Previous studies have demonstrated the high correlation between RNA sequencing and the NanoString gene expression analysis [6, 24, 25]. However, none of these studies focus on specific cancer tissue, nor did the studies investigate the TIME. This study aims to highlight the (dis)concordance in the identification of the TIME in a cold tumor, like ependymomas, using gene expression data generated by measuring bulk RNA with the two most common techniques: targeted gene expression and RNA sequencing.

Material and methods

Sample collection and processing

Six formalin-fixed paraffin-embedded (FFPE) and fresh frozen (FF) ependymoma tumor samples (n = 2 ST, n = 4 PF-A ependymomas) from the same tumor were collected at the Princess Maxima Center (Utrecht, the Netherlands). Each sample is a primary tumor before either radiation therapy or chemotherapy and was collected between 2019 and 2020. The BioBank committee of the Princess Maxima Center approved the application. In addition, this study is in line with the declaration of Helsinki.

NanoString immune profiling

Six FFPE ependymoma tumor samples were collected. Before RNA isolation the samples were sectioned with HM 340E Electronic Rotary Microtome. The whole sample was used to include the TIME. First, samples were put at − 15 °C. Sections of 10 µm were cut to finally have 100–200 µm of each sample. These sections were put in a 42 °C water batch and afterward added to a slide. The slides were dried overnight before deparaffinization was performed. The nCounter® PanCancer Immune Profiling Panel was used for NanoString targeted gene expression analysis of six FFPE ependymoma tumor samples. This panel consists of 730 genes and 40 housekeeping genes targeting both innate and adaptive immune cells, and different pathways such as checkpoint signaling and antigen processing, which are considered an important part of the TIME (10). The total RNA was isolated from tumor tissue using the RNeasy® FFPE isolation kit (Qiagen, Leiden, the Netherlands). The RNA quantity and quality were measured using the Agilent 2100 BioAnalyzer (Santa Clara, CA, USA). RNA concentration was corrected to include fragments ≥ 300 bp. For each sample, 300 ng of RNA was hybridized with the PanCancer Immune Profiling probes for 17 h at 67 °C, following the manufacturing procedure (NanoString Technologies Inc., Seattle, WA, USA). The nCounter® FLEX platform was used to wash the extra probes, and genes were counted by scanning 490 fields of view (FOV).

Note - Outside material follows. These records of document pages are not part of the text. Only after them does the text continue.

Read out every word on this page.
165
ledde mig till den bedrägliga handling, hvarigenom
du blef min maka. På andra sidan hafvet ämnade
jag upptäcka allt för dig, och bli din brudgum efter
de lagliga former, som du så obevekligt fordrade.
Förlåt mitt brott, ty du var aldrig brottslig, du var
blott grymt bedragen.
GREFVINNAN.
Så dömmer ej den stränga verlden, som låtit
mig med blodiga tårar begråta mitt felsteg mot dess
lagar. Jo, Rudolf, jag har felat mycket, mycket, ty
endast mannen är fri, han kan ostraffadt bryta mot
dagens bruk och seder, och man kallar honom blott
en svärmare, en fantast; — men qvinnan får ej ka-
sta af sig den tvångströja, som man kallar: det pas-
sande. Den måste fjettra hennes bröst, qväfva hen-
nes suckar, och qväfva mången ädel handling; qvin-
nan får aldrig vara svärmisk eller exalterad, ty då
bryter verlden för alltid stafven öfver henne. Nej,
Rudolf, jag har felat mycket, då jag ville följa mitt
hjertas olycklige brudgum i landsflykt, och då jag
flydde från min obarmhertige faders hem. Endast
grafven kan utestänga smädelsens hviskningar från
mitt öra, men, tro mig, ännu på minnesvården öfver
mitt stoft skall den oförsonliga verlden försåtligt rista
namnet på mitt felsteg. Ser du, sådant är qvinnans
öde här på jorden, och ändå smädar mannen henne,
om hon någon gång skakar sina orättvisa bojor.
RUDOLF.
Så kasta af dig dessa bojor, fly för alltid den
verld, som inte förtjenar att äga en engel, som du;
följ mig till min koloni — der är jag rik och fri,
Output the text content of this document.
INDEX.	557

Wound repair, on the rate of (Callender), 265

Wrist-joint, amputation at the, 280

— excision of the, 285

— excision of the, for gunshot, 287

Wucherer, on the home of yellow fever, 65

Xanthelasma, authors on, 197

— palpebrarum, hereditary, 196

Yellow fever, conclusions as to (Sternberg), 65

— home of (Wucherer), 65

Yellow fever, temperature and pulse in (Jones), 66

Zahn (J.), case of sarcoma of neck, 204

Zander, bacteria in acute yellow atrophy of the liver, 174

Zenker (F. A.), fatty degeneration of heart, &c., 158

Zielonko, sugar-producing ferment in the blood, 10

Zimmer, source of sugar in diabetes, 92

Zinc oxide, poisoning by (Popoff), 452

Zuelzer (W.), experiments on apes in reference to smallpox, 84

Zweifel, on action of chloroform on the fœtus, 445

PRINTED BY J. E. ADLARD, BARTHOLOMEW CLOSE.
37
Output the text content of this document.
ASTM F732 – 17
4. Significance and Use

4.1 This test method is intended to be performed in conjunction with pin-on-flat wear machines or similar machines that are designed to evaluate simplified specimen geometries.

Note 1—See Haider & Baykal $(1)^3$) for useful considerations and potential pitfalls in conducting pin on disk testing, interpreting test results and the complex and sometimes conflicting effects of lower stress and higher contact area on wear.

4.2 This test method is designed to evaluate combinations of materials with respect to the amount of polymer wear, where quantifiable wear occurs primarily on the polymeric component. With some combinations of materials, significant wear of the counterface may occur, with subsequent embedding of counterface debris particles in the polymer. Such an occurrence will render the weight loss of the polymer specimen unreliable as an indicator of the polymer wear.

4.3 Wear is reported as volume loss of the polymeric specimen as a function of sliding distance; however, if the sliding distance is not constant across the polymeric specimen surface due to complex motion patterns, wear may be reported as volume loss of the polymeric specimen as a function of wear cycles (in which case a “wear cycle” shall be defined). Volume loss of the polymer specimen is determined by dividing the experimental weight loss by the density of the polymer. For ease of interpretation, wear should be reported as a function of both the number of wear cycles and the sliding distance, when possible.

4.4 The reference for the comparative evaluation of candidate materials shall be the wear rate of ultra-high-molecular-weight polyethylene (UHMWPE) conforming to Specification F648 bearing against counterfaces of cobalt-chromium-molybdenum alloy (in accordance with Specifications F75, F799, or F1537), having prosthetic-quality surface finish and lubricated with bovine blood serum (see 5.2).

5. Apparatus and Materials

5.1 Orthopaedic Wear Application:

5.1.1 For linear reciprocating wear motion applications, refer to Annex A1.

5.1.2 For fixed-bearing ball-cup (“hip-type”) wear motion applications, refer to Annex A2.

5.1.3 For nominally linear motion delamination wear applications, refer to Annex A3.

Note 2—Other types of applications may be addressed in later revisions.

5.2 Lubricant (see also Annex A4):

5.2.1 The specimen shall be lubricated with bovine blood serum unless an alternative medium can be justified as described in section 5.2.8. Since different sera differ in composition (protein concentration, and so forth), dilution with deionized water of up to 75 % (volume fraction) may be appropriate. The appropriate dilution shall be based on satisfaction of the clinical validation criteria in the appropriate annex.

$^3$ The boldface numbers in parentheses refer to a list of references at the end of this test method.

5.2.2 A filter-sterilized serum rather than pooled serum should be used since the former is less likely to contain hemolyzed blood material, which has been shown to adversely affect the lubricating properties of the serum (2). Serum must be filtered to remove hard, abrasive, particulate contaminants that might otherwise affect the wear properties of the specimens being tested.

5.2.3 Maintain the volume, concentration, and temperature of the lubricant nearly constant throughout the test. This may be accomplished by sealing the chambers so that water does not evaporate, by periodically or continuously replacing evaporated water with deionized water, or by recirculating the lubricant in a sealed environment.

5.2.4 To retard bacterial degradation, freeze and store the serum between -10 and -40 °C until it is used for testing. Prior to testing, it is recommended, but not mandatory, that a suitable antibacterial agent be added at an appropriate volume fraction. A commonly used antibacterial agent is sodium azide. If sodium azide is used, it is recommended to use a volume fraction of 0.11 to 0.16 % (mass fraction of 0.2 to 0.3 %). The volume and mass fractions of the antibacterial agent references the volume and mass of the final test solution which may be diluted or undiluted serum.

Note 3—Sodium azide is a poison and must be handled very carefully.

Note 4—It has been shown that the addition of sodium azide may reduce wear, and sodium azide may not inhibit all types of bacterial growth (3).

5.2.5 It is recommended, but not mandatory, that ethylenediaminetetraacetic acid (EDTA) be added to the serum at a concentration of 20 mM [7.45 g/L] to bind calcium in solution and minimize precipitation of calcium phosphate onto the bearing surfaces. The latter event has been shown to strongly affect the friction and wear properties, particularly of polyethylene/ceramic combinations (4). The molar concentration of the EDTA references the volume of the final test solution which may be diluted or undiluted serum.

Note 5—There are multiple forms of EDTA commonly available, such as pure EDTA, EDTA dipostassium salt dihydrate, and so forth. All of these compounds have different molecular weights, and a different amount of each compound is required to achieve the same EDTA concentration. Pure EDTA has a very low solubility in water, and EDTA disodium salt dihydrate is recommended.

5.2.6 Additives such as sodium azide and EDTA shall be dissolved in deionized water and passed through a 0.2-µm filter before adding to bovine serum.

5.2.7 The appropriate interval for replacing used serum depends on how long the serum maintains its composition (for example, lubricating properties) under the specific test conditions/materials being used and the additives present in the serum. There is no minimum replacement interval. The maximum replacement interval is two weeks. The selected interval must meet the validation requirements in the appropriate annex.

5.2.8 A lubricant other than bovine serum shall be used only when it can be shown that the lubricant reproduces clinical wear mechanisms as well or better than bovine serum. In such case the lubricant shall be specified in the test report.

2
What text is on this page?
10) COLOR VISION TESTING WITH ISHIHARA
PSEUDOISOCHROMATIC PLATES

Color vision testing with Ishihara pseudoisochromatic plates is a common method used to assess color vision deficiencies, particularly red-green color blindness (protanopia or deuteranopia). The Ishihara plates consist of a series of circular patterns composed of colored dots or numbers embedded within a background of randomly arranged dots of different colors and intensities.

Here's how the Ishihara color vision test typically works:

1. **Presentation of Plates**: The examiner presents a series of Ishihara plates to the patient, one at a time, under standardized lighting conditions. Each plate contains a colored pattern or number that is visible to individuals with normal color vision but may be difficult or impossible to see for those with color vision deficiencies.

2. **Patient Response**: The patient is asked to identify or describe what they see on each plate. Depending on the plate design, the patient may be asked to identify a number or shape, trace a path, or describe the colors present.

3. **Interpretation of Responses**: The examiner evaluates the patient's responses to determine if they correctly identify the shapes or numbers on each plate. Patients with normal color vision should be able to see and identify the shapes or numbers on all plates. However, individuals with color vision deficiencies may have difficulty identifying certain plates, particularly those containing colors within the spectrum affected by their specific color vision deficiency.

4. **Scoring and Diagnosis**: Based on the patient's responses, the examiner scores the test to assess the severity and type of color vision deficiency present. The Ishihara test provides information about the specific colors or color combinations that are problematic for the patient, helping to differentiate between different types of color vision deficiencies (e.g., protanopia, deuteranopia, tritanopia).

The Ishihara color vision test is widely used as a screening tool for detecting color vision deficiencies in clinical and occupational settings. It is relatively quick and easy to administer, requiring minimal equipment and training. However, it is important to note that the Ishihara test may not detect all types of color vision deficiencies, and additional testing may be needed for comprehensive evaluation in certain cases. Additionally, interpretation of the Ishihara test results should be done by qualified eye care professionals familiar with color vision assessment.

Data analysis of NanoString immune profiling

The raw data of gene counts were uploaded to the nSolver™ Data Analysis software (version 4.0, NanoString, Seattle, WA, USA). Genes that had an expression level below the average count of the negative controls plus two standard deviations are considered undetected. The gene counts were normalized using the most stable housekeeping genes using the Advanced Analysis module (version 2.0) of nSolver™.

RNA sequencing

Six fresh frozen (FF) ependymoma tumor samples were collected. For all samples, 300 ng input material was collected and processed using RNA sequencing transcriptome analysis at the Princess Maxima Center. The RNA sequencing library was prepared with the Roche KAPA hyperprep kit, including the amplification step. The library was sequenced with Illumina Novaseq 6000 using 2 × 150 bp sequencing. The paired-end sequencing reads were aligned to the human reference genome (GRCh38.p12, hg38) using STAR [26] and annotated with transcript annotation (Gencode Release 31). Transcript quantification was performed using Subread featureCounts [27]. The counts were gene length trimmed mean of M-values (geTMM) normalized afterward [28].

Housekeeping genes

The PanCancer Immune Profiling Panel includes 40 housekeeping genes. These housekeeping genes were tested in the RNA sequencing and NanoString results for their stability using the geNorm algorithm [29]. The algorithm identified a minimum number of genes required to calculate a normalization factor as a geometric mean, which was used in the NanoString normalization. The most stable housekeeping genes from both techniques were compared by looking at the variation in the gene expression between samples.

Cell identification

To characterize the immune cell infiltration, gene markers were identified [30]. The gene markers were selected by calculating the pairwise similarity between all pairs of candidate marker genes that were above the detection limit in at least 50% of the samples. The gene pairs with a pairwise similarity above 0.6 were selected to describe the immune cells. Each immune cell type needed at least two unique genes. The abundance of the immune cell types is the average expression value of their corresponding marker genes.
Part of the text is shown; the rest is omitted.